I am finally learning to “be still” and feel safe which has taken a very long time. To be part of the orchestra, instead of the principal artist, is coming! There is still the urge to fill the silence with chatter and time with activity, but I am slowing down and taking time to ‘smell the roses’. As Bob Dylan sings in his latest album ‘Modern Times’, “We all wear the same thorny crown” We are all headed for the same destiny, going up the elevator and one by one over the top into the mystery.
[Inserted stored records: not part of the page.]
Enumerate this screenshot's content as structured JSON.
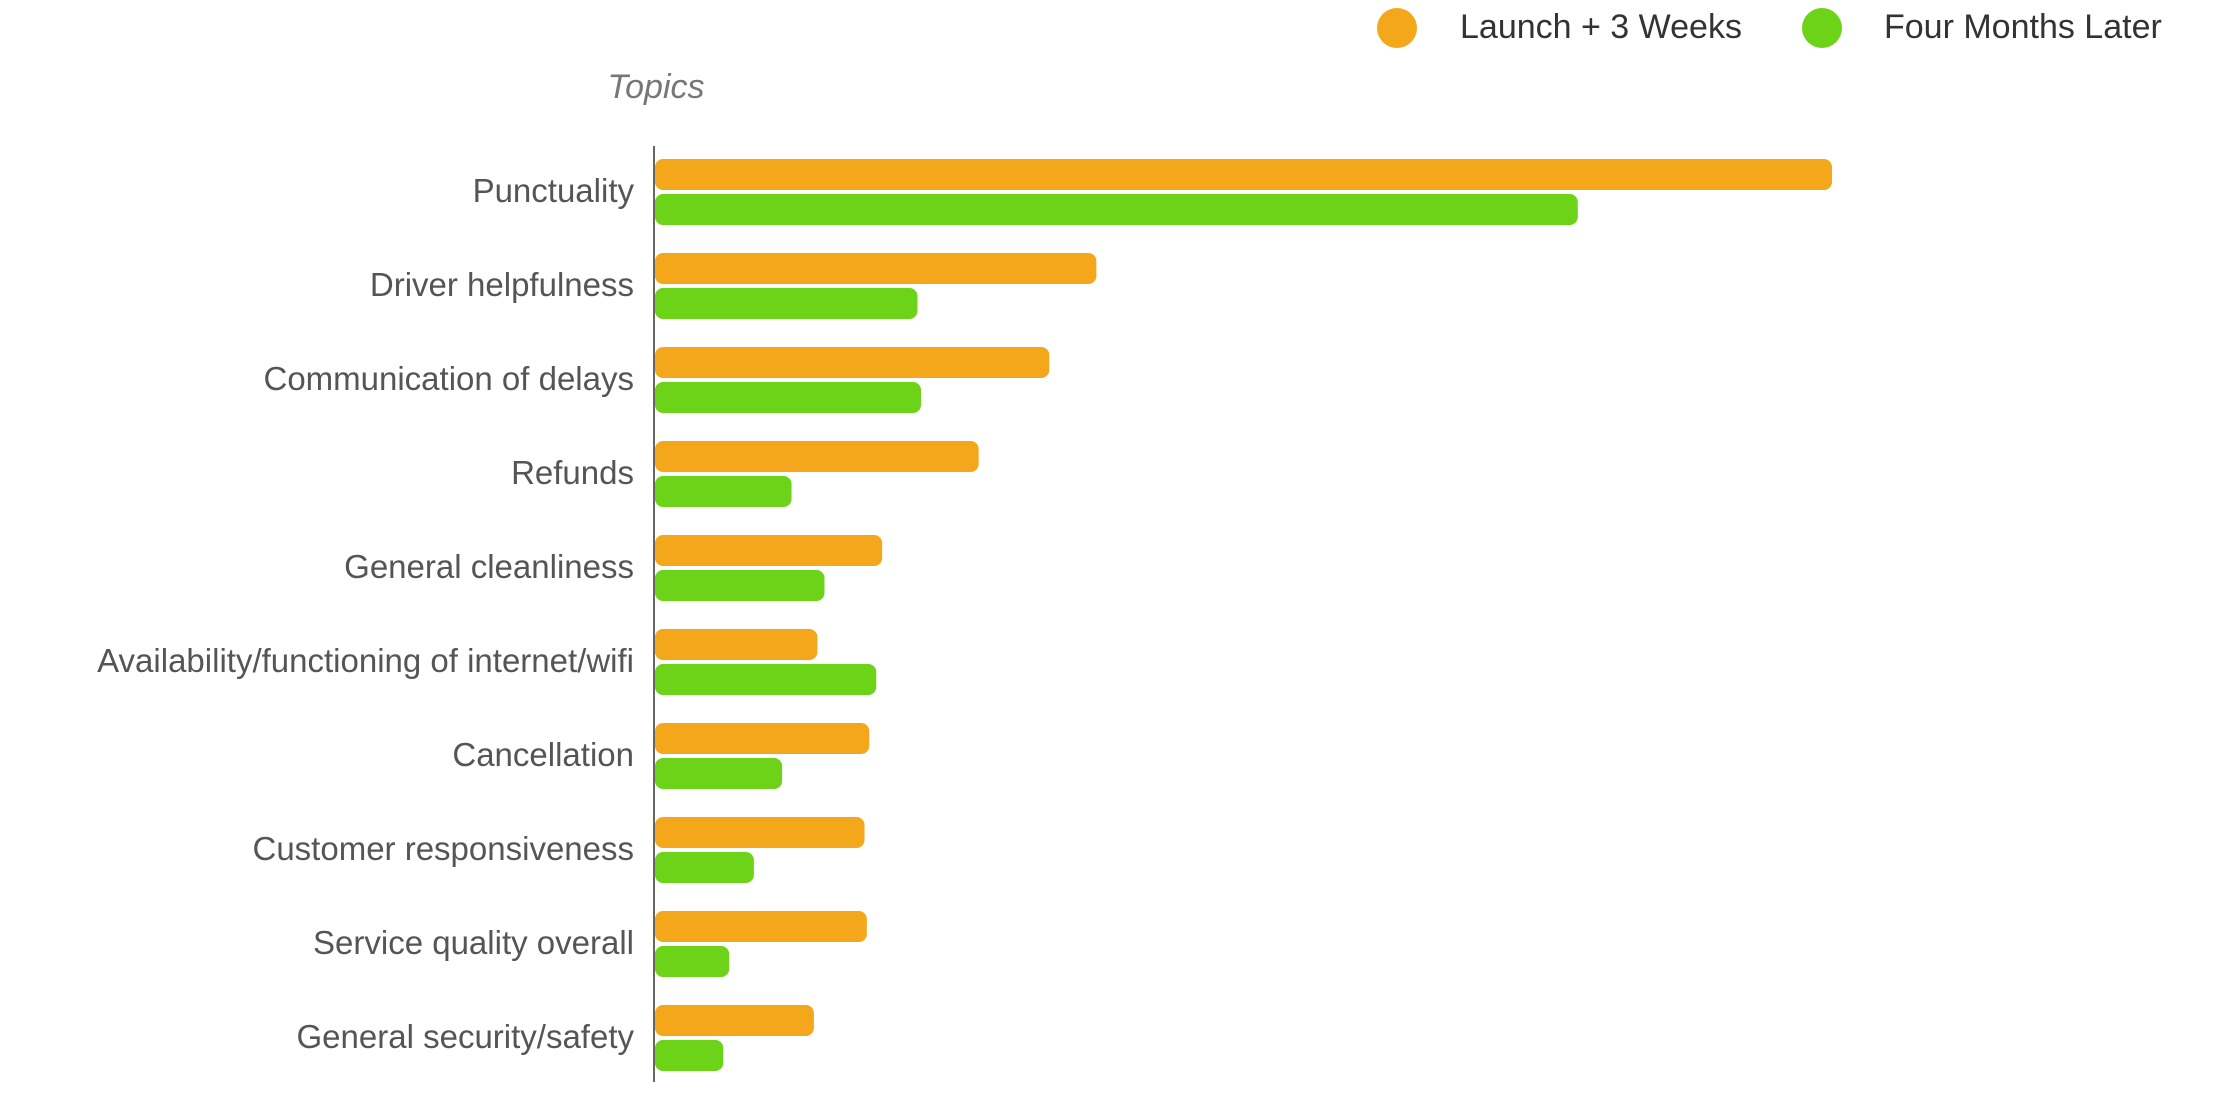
{
  "chart_data": {
    "type": "bar",
    "orientation": "horizontal",
    "ylabel": "Topics",
    "xlabel": "",
    "title": "",
    "xlim": [
      0,
      100
    ],
    "grid": false,
    "legend_position": "top-right",
    "categories": [
      "Punctuality",
      "Driver helpfulness",
      "Communication of delays",
      "Refunds",
      "General cleanliness",
      "Availability/functioning of internet/wifi",
      "Cancellation",
      "Customer responsiveness",
      "Service quality overall",
      "General security/safety"
    ],
    "series": [
      {
        "name": "Launch + 3 Weeks",
        "color": "#F5A71C",
        "values": [
          100,
          37.5,
          33.5,
          27.5,
          19.3,
          13.8,
          18.2,
          17.8,
          18,
          13.5
        ]
      },
      {
        "name": "Four Months Later",
        "color": "#6DD318",
        "values": [
          78.4,
          22.3,
          22.6,
          11.6,
          14.4,
          18.8,
          10.8,
          8.4,
          6.3,
          5.8
        ]
      }
    ]
  }
}
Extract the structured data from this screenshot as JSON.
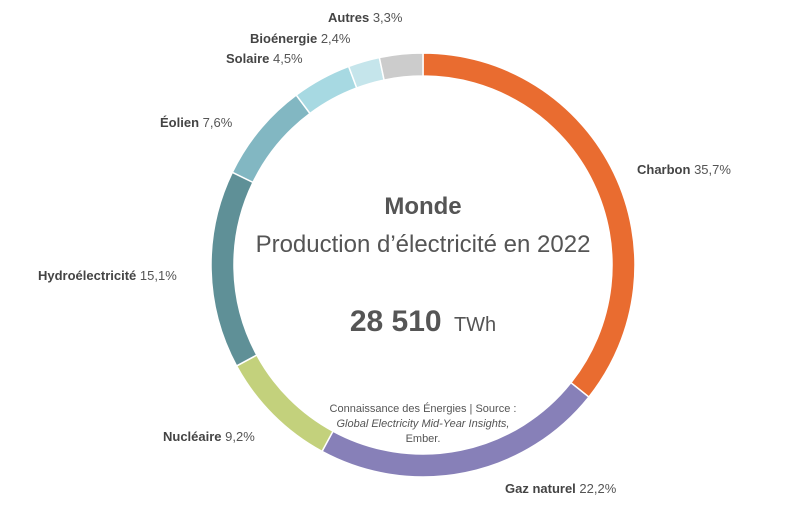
{
  "chart_data": {
    "type": "pie",
    "title": "Monde",
    "subtitle": "Production d’électricité en 2022",
    "total": {
      "value": "28 510",
      "unit": "TWh"
    },
    "series": [
      {
        "name": "Charbon",
        "value": 35.7,
        "label": "35,7%",
        "color": "#E96C30"
      },
      {
        "name": "Gaz naturel",
        "value": 22.2,
        "label": "22,2%",
        "color": "#8780B8"
      },
      {
        "name": "Nucléaire",
        "value": 9.2,
        "label": "9,2%",
        "color": "#C3D17C"
      },
      {
        "name": "Hydroélectricité",
        "value": 15.1,
        "label": "15,1%",
        "color": "#5F9097"
      },
      {
        "name": "Éolien",
        "value": 7.6,
        "label": "7,6%",
        "color": "#82B7C2"
      },
      {
        "name": "Solaire",
        "value": 4.5,
        "label": "4,5%",
        "color": "#A7D9E2"
      },
      {
        "name": "Bioénergie",
        "value": 2.4,
        "label": "2,4%",
        "color": "#C5E5EB"
      },
      {
        "name": "Autres",
        "value": 3.3,
        "label": "3,3%",
        "color": "#CCCCCC"
      }
    ],
    "source": {
      "prefix": "Connaissance des Énergies | Source :",
      "publication": "Global Electricity Mid-Year Insights,",
      "publisher": "Ember."
    }
  }
}
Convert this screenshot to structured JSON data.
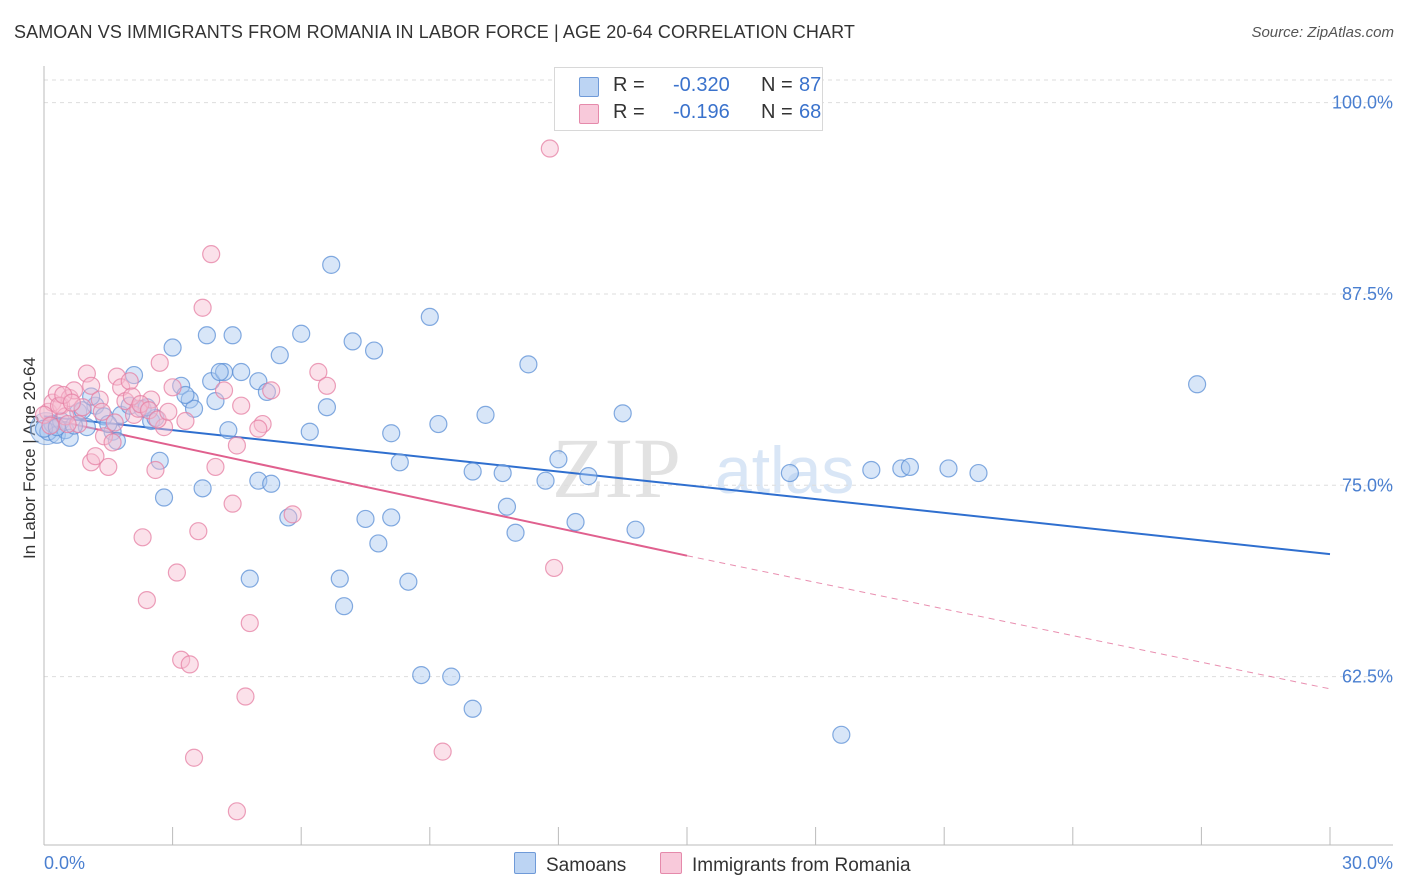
{
  "header": {
    "title": "SAMOAN VS IMMIGRANTS FROM ROMANIA IN LABOR FORCE | AGE 20-64 CORRELATION CHART",
    "source": "Source: ZipAtlas.com"
  },
  "watermark": {
    "zip": "ZIP",
    "atlas": "atlas"
  },
  "colors": {
    "blue_fill": "#a9c8ef",
    "blue_stroke": "#5b8fd6",
    "blue_line": "#2f6fcf",
    "pink_fill": "#f6bcd0",
    "pink_stroke": "#e57fa3",
    "pink_line": "#e0608e",
    "tick_text": "#4a7fd0",
    "grid": "#dddddd"
  },
  "legend": {
    "rows": [
      {
        "r_label": "R =",
        "r_value": "-0.320",
        "n_label": "N =",
        "n_value": "87"
      },
      {
        "r_label": "R =",
        "r_value": "-0.196",
        "n_label": "N =",
        "n_value": "68"
      }
    ]
  },
  "bottom_legend": {
    "series1": "Samoans",
    "series2": "Immigrants from Romania"
  },
  "chart_data": {
    "type": "scatter",
    "title": "SAMOAN VS IMMIGRANTS FROM ROMANIA IN LABOR FORCE | AGE 20-64 CORRELATION CHART",
    "xlabel": "",
    "ylabel": "In Labor Force | Age 20-64",
    "xlim": [
      0,
      30
    ],
    "ylim": [
      51.5,
      102
    ],
    "x_tick_labels": [
      "0.0%",
      "30.0%"
    ],
    "y_ticks": [
      62.5,
      75.0,
      87.5,
      100.0
    ],
    "y_tick_labels": [
      "62.5%",
      "75.0%",
      "87.5%",
      "100.0%"
    ],
    "series": [
      {
        "name": "Samoans",
        "r": -0.32,
        "n": 87,
        "trend": {
          "x0": 0.0,
          "y0": 79.5,
          "x1": 30.0,
          "y1": 70.5
        },
        "points": [
          [
            0.1,
            78.5
          ],
          [
            0.2,
            79.0
          ],
          [
            0.3,
            78.3
          ],
          [
            0.4,
            79.2
          ],
          [
            0.5,
            78.6
          ],
          [
            0.6,
            78.1
          ],
          [
            0.8,
            79.8
          ],
          [
            1.0,
            78.8
          ],
          [
            1.2,
            80.2
          ],
          [
            1.4,
            79.5
          ],
          [
            1.6,
            78.5
          ],
          [
            1.8,
            79.6
          ],
          [
            2.0,
            80.2
          ],
          [
            2.1,
            82.2
          ],
          [
            2.3,
            80.0
          ],
          [
            2.5,
            79.2
          ],
          [
            2.7,
            76.6
          ],
          [
            2.8,
            74.2
          ],
          [
            3.0,
            84.0
          ],
          [
            3.2,
            81.5
          ],
          [
            3.4,
            80.6
          ],
          [
            3.5,
            80.0
          ],
          [
            3.7,
            74.8
          ],
          [
            3.8,
            84.8
          ],
          [
            3.9,
            81.8
          ],
          [
            4.0,
            80.5
          ],
          [
            4.2,
            82.4
          ],
          [
            4.3,
            78.6
          ],
          [
            4.4,
            84.8
          ],
          [
            4.6,
            82.4
          ],
          [
            4.8,
            68.9
          ],
          [
            5.0,
            75.3
          ],
          [
            5.0,
            81.8
          ],
          [
            5.2,
            81.1
          ],
          [
            5.3,
            75.1
          ],
          [
            5.5,
            83.5
          ],
          [
            5.7,
            72.9
          ],
          [
            6.0,
            84.9
          ],
          [
            6.2,
            78.5
          ],
          [
            6.6,
            80.1
          ],
          [
            6.7,
            89.4
          ],
          [
            6.9,
            68.9
          ],
          [
            7.0,
            67.1
          ],
          [
            7.2,
            84.4
          ],
          [
            7.5,
            72.8
          ],
          [
            7.7,
            83.8
          ],
          [
            7.8,
            71.2
          ],
          [
            8.1,
            72.9
          ],
          [
            8.1,
            78.4
          ],
          [
            8.3,
            76.5
          ],
          [
            8.5,
            68.7
          ],
          [
            8.8,
            62.6
          ],
          [
            9.0,
            86.0
          ],
          [
            9.2,
            79.0
          ],
          [
            9.5,
            62.5
          ],
          [
            10.0,
            75.9
          ],
          [
            10.0,
            60.4
          ],
          [
            10.3,
            79.6
          ],
          [
            10.7,
            75.8
          ],
          [
            10.8,
            73.6
          ],
          [
            11.0,
            71.9
          ],
          [
            11.3,
            82.9
          ],
          [
            11.7,
            75.3
          ],
          [
            12.0,
            76.7
          ],
          [
            12.4,
            72.6
          ],
          [
            12.7,
            75.6
          ],
          [
            13.5,
            79.7
          ],
          [
            13.8,
            72.1
          ],
          [
            17.4,
            75.8
          ],
          [
            18.6,
            58.7
          ],
          [
            19.3,
            76.0
          ],
          [
            20.0,
            76.1
          ],
          [
            20.2,
            76.2
          ],
          [
            21.1,
            76.1
          ],
          [
            21.8,
            75.8
          ],
          [
            26.9,
            81.6
          ],
          [
            0.7,
            78.9
          ],
          [
            1.5,
            79.0
          ],
          [
            2.6,
            79.4
          ],
          [
            3.3,
            80.9
          ],
          [
            4.1,
            82.4
          ],
          [
            0.9,
            79.9
          ],
          [
            1.1,
            80.8
          ],
          [
            0.0,
            78.7
          ],
          [
            0.3,
            78.8
          ],
          [
            1.7,
            77.9
          ],
          [
            2.4,
            80.1
          ]
        ]
      },
      {
        "name": "Immigrants from Romania",
        "r": -0.196,
        "n": 68,
        "trend": {
          "x0": 0.0,
          "y0": 79.4,
          "x1": 15.0,
          "y1": 70.4,
          "dash_x1": 30.0,
          "dash_y1": 61.7
        },
        "points": [
          [
            0.1,
            79.8
          ],
          [
            0.2,
            80.4
          ],
          [
            0.3,
            81.0
          ],
          [
            0.4,
            80.2
          ],
          [
            0.5,
            79.5
          ],
          [
            0.6,
            80.7
          ],
          [
            0.7,
            81.2
          ],
          [
            0.8,
            79.0
          ],
          [
            0.9,
            80.1
          ],
          [
            1.0,
            82.3
          ],
          [
            1.1,
            81.5
          ],
          [
            1.1,
            76.5
          ],
          [
            1.2,
            76.9
          ],
          [
            1.3,
            80.6
          ],
          [
            1.4,
            78.2
          ],
          [
            1.5,
            76.2
          ],
          [
            1.6,
            77.8
          ],
          [
            1.7,
            82.1
          ],
          [
            1.8,
            81.4
          ],
          [
            1.9,
            80.5
          ],
          [
            2.0,
            81.8
          ],
          [
            2.1,
            79.6
          ],
          [
            2.2,
            80.0
          ],
          [
            2.3,
            71.6
          ],
          [
            2.4,
            67.5
          ],
          [
            2.5,
            80.6
          ],
          [
            2.6,
            76.0
          ],
          [
            2.7,
            83.0
          ],
          [
            2.8,
            78.8
          ],
          [
            3.0,
            81.4
          ],
          [
            3.1,
            69.3
          ],
          [
            3.2,
            63.6
          ],
          [
            3.4,
            63.3
          ],
          [
            3.5,
            57.2
          ],
          [
            3.6,
            72.0
          ],
          [
            3.7,
            86.6
          ],
          [
            3.9,
            90.1
          ],
          [
            4.0,
            76.2
          ],
          [
            4.2,
            81.2
          ],
          [
            4.4,
            73.8
          ],
          [
            4.5,
            53.7
          ],
          [
            4.6,
            80.2
          ],
          [
            4.7,
            61.2
          ],
          [
            4.8,
            66.0
          ],
          [
            5.1,
            79.0
          ],
          [
            5.3,
            81.2
          ],
          [
            5.8,
            73.1
          ],
          [
            6.4,
            82.4
          ],
          [
            6.6,
            81.5
          ],
          [
            9.3,
            57.6
          ],
          [
            11.8,
            97.0
          ],
          [
            11.9,
            69.6
          ],
          [
            0.0,
            79.6
          ],
          [
            0.15,
            78.9
          ],
          [
            0.35,
            80.2
          ],
          [
            0.45,
            80.9
          ],
          [
            0.55,
            79.0
          ],
          [
            0.65,
            80.4
          ],
          [
            1.35,
            79.8
          ],
          [
            1.65,
            79.1
          ],
          [
            2.05,
            80.8
          ],
          [
            2.25,
            80.3
          ],
          [
            2.45,
            79.9
          ],
          [
            2.65,
            79.3
          ],
          [
            2.9,
            79.8
          ],
          [
            3.3,
            79.2
          ],
          [
            4.5,
            77.6
          ],
          [
            5.0,
            78.7
          ]
        ]
      }
    ]
  }
}
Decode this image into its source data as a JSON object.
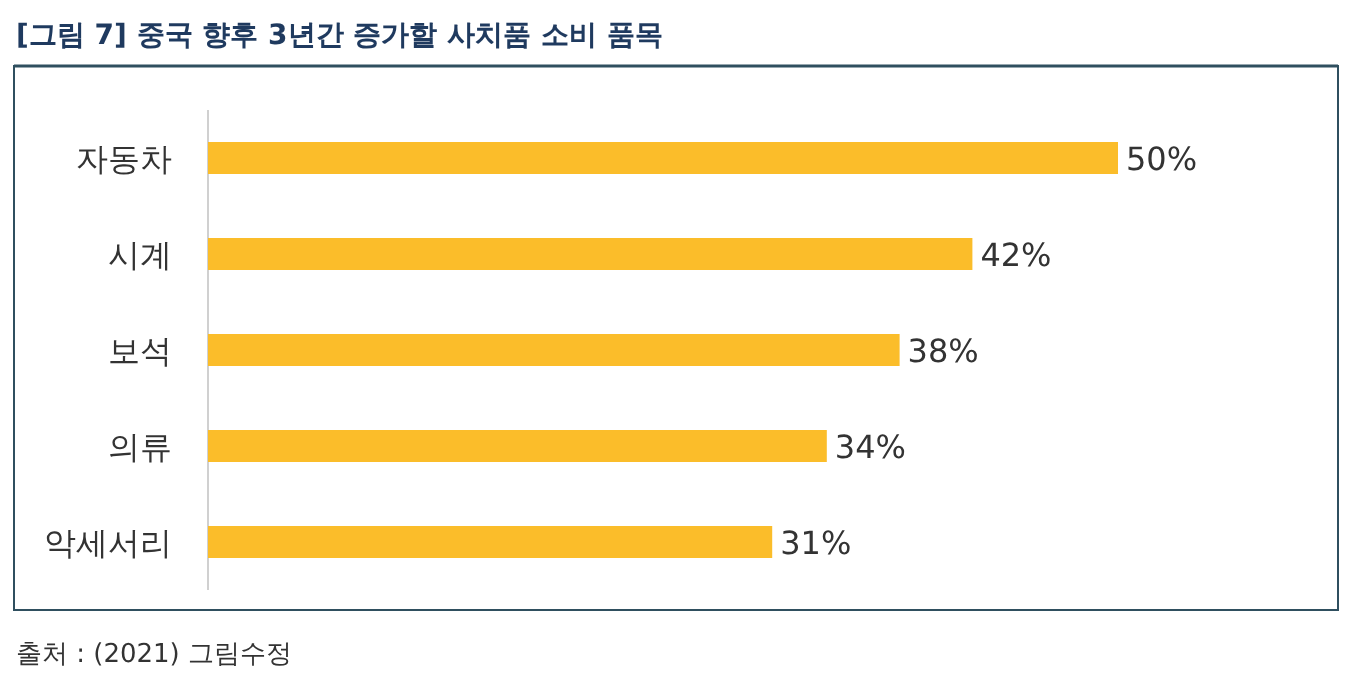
{
  "chart_data": {
    "type": "bar",
    "orientation": "horizontal",
    "title": "[그림 7] 중국 향후 3년간 증가할 사치품 소비 품목",
    "categories": [
      "자동차",
      "시계",
      "보석",
      "의류",
      "악세서리"
    ],
    "values": [
      50,
      42,
      38,
      34,
      31
    ],
    "value_labels": [
      "50%",
      "42%",
      "38%",
      "34%",
      "31%"
    ],
    "color": "#fbbd2a",
    "annotations": [
      "출처 : (2021) 그림수정"
    ]
  }
}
What is the rush???

When suicide seems a good option.

For anyone considering this and many people do at this time of year, a few observations:

Unless there is an unselfish reason i.e. terminal illness, saving another’s honour or burdon, etc. the Great Creator won’t like it…. and:

  1. It may not bring the longed for peace and oblivion – you may feel worse – forever!!!!!!
  1. You may be sent back to start again!!!!!
  1. It may not work and the rest of your life as a paraplegic or a comatose vegetable would certainly be a worse option
  1. Depression ALWAYS lifts and you will eventually feel stronger than before when you come out of it. There IS light at the end of the tunnel but the tunnel is curved!
  1. There is help available
  1. There is always another chapter

When I think of what wonders life has brought me in the past 10 years since 1997 – the birth of my darling granddaughter Mia being just one of them, I shudder to think of what I had once contemplated when all seemed so hopeless and barren.

I’m not particularly “Religious” but I love a good hymn. This is a verse of one of my favourites.

“Be Still My Soul, the Lord is on your side
Bear patiently the cross of grief and pain
Leave to your God to order and provide
In every change He faithful will remain.
Be Still My Soul, your best, your heavenly Friend
Through thorny ways, leads to a joyful end”.

In the hope that I haven’t made anyone feel too gloomy, here are more wishes for a Happy and Healthy year ahead. Live every moment; put love where there is no love and you will find love, and don’t forget to thank The Universe for The Wonder of Your Being!